Joy has always brought such panic in its wake for me. I remember some of the most important moments of my life – getting into the college I chose, the day of a party I was looking forward to, the birth of my son, finding true love … . Joy would show up at my door and knock loudly. Excited for its arrival I would open the door wide and for a few minutes embrace joy and bask in its presence, allowing it to fill my every sense and cell.
And within minutes, I’d start feeling like I just left myself out in the cold, with no shield on, like I just positioned myself in the path of a comet ready to strike and I would retreat to the land of “don’t be too joyful, after laughter comes crying.” Another unfortunate adage of my culture and my childhood.

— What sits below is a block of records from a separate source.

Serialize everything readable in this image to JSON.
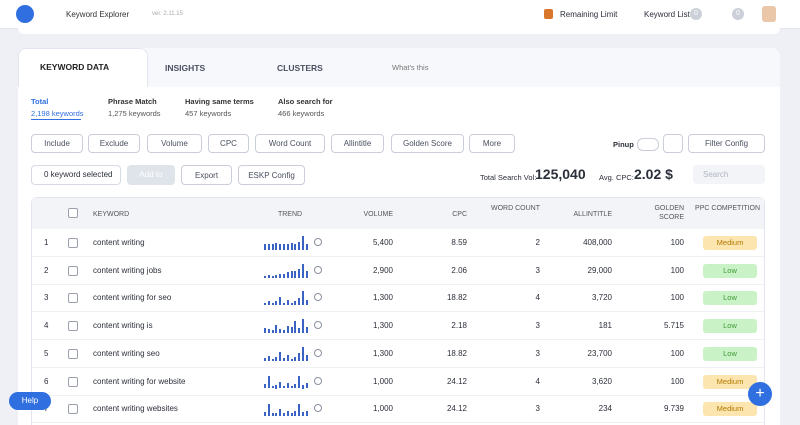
{
  "header": {
    "app": "Keyword Explorer",
    "version": "ver. 2.11.15",
    "remaining": "Remaining Limit",
    "keyword_list": "Keyword List",
    "list_count": "0",
    "notif_count": "0"
  },
  "tabs": [
    "KEYWORD DATA",
    "INSIGHTS",
    "CLUSTERS",
    "What's this"
  ],
  "subtabs": [
    {
      "title": "Total",
      "count": "2,198 keywords"
    },
    {
      "title": "Phrase Match",
      "count": "1,275 keywords"
    },
    {
      "title": "Having same terms",
      "count": "457 keywords"
    },
    {
      "title": "Also search for",
      "count": "466 keywords"
    }
  ],
  "filters": [
    "Include",
    "Exclude",
    "Volume",
    "CPC",
    "Word Count",
    "Allintitle",
    "Golden Score",
    "More"
  ],
  "pinup": "Pinup",
  "filter_config": "Filter Config",
  "actions": {
    "selected": "0 keyword selected",
    "add_to": "Add to",
    "export": "Export",
    "eskp": "ESKP Config",
    "total_label": "Total Search Vol:",
    "total_value": "125,040",
    "cpc_label": "Avg. CPC:",
    "cpc_value": "2.02 $",
    "search": "Search"
  },
  "table": {
    "columns": [
      "KEYWORD",
      "TREND",
      "VOLUME",
      "CPC",
      "WORD COUNT",
      "ALLINTITLE",
      "GOLDEN SCORE",
      "PPC COMPETITION"
    ],
    "rows": [
      {
        "rank": "1",
        "keyword": "content writing",
        "trend": [
          40,
          45,
          40,
          50,
          45,
          40,
          45,
          50,
          45,
          55,
          100,
          45
        ],
        "volume": "5,400",
        "cpc": "8.59",
        "words": "2",
        "allintitle": "408,000",
        "golden": "100",
        "ppc": "Medium"
      },
      {
        "rank": "2",
        "keyword": "content writing jobs",
        "trend": [
          15,
          20,
          15,
          20,
          25,
          30,
          40,
          45,
          50,
          60,
          100,
          50
        ],
        "volume": "2,900",
        "cpc": "2.06",
        "words": "3",
        "allintitle": "29,000",
        "golden": "100",
        "ppc": "Low"
      },
      {
        "rank": "3",
        "keyword": "content writing for seo",
        "trend": [
          20,
          35,
          15,
          30,
          60,
          20,
          40,
          15,
          30,
          55,
          100,
          40
        ],
        "volume": "1,300",
        "cpc": "18.82",
        "words": "4",
        "allintitle": "3,720",
        "golden": "100",
        "ppc": "Low"
      },
      {
        "rank": "4",
        "keyword": "content writing is",
        "trend": [
          40,
          30,
          25,
          55,
          30,
          25,
          50,
          45,
          90,
          40,
          100,
          45
        ],
        "volume": "1,300",
        "cpc": "2.18",
        "words": "3",
        "allintitle": "181",
        "golden": "5.715",
        "ppc": "Low"
      },
      {
        "rank": "5",
        "keyword": "content writing seo",
        "trend": [
          20,
          35,
          15,
          30,
          60,
          20,
          40,
          15,
          30,
          55,
          100,
          40
        ],
        "volume": "1,300",
        "cpc": "18.82",
        "words": "3",
        "allintitle": "23,700",
        "golden": "100",
        "ppc": "Low"
      },
      {
        "rank": "6",
        "keyword": "content writing for website",
        "trend": [
          30,
          90,
          20,
          25,
          45,
          20,
          40,
          20,
          35,
          90,
          25,
          40
        ],
        "volume": "1,000",
        "cpc": "24.12",
        "words": "4",
        "allintitle": "3,620",
        "golden": "100",
        "ppc": "Medium"
      },
      {
        "rank": "7",
        "keyword": "content writing websites",
        "trend": [
          30,
          85,
          20,
          25,
          50,
          20,
          40,
          20,
          35,
          90,
          30,
          35
        ],
        "volume": "1,000",
        "cpc": "24.12",
        "words": "3",
        "allintitle": "234",
        "golden": "9.739",
        "ppc": "Medium"
      }
    ]
  },
  "help": "Help"
}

My ritual of tuning out joy started when I was very young, probably quite oblivious to what I was actually doing. Like a magic formula, I made myself shut the door in its face each time joy came knocking, foolishly believing that if I pretended I did not hear anyone at the door, the panic in its wake will disappear too. What a trap! Joy continued to knock for a while and I would even crack the door sometimes when its call was too irresistible but little by little joy stopped knocking. It was only panic that showed up – turns out I had forgotten to lock the door for this one and it just. stepped right in. It had taken the lead now and whispered to me like a snake “I’ll show up first and be here guarding the door. Joy may sneak in and then … then you’re screwed!”
Death is the only certainty we have in life. We are told this often. What we are almost never told is that we can die many types of deaths in a lifetime before we reach the end. Squandering all joy for the sake of a false safety is dying a slow death, caused by a soul shrivelling mix of resentment and bitterness poison.

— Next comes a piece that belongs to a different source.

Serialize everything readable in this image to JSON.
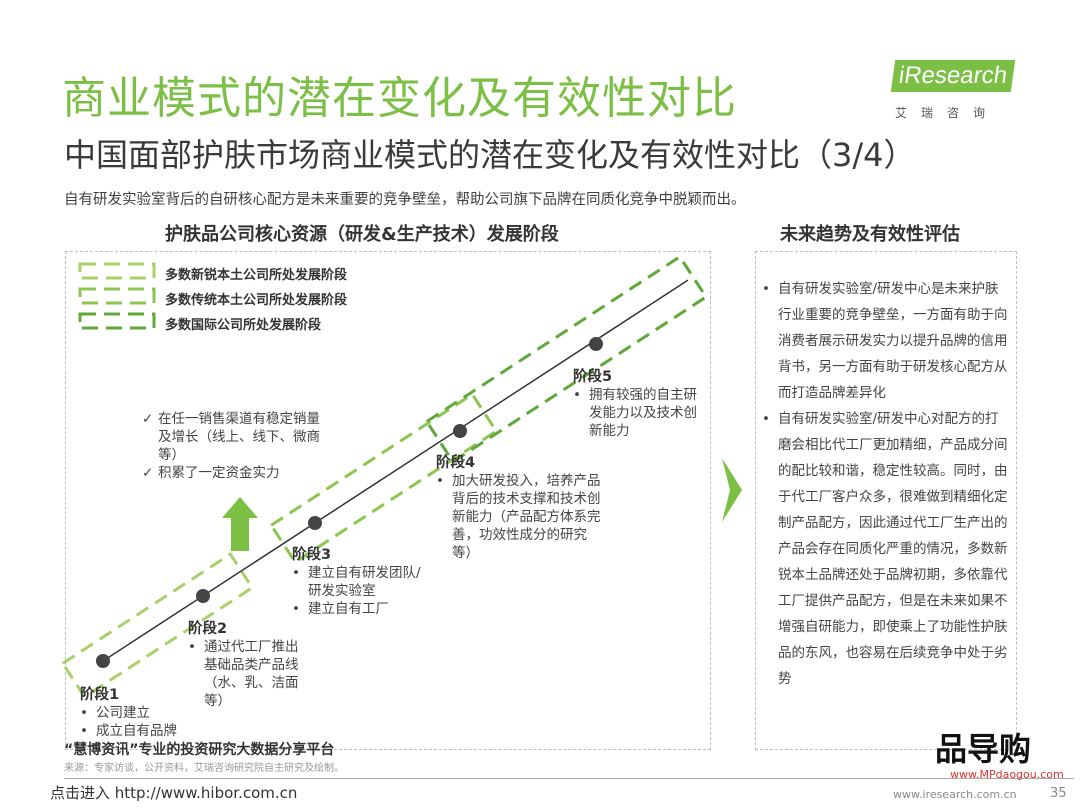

When I read Daring Greatly by Brene Brown, 8 years ago, I came upon a chapter for the first time where she talks about squandering joy and what an immense trap that is. She recounts her dialogue with a gentleman whose wife had just passed. He finds Brene after one of her talks and tells her that he was careful to keep joy at bay his entire life, anticipating tragedy and believing that, if he did that every minute of his life, when tragedy did strike, he would be prepared. Not only did tragedy knock him down like it would any other human, but it was so hard for him to get up because he had no moments of joy to remember and use as a balm. This story stuck with me and that was the moment I decided to re-train myself to open the door when joy came knocking, even if, her friend panic comes in as well. At least I get to spend some time in the presence of joy. Turns out, it’s all that matters.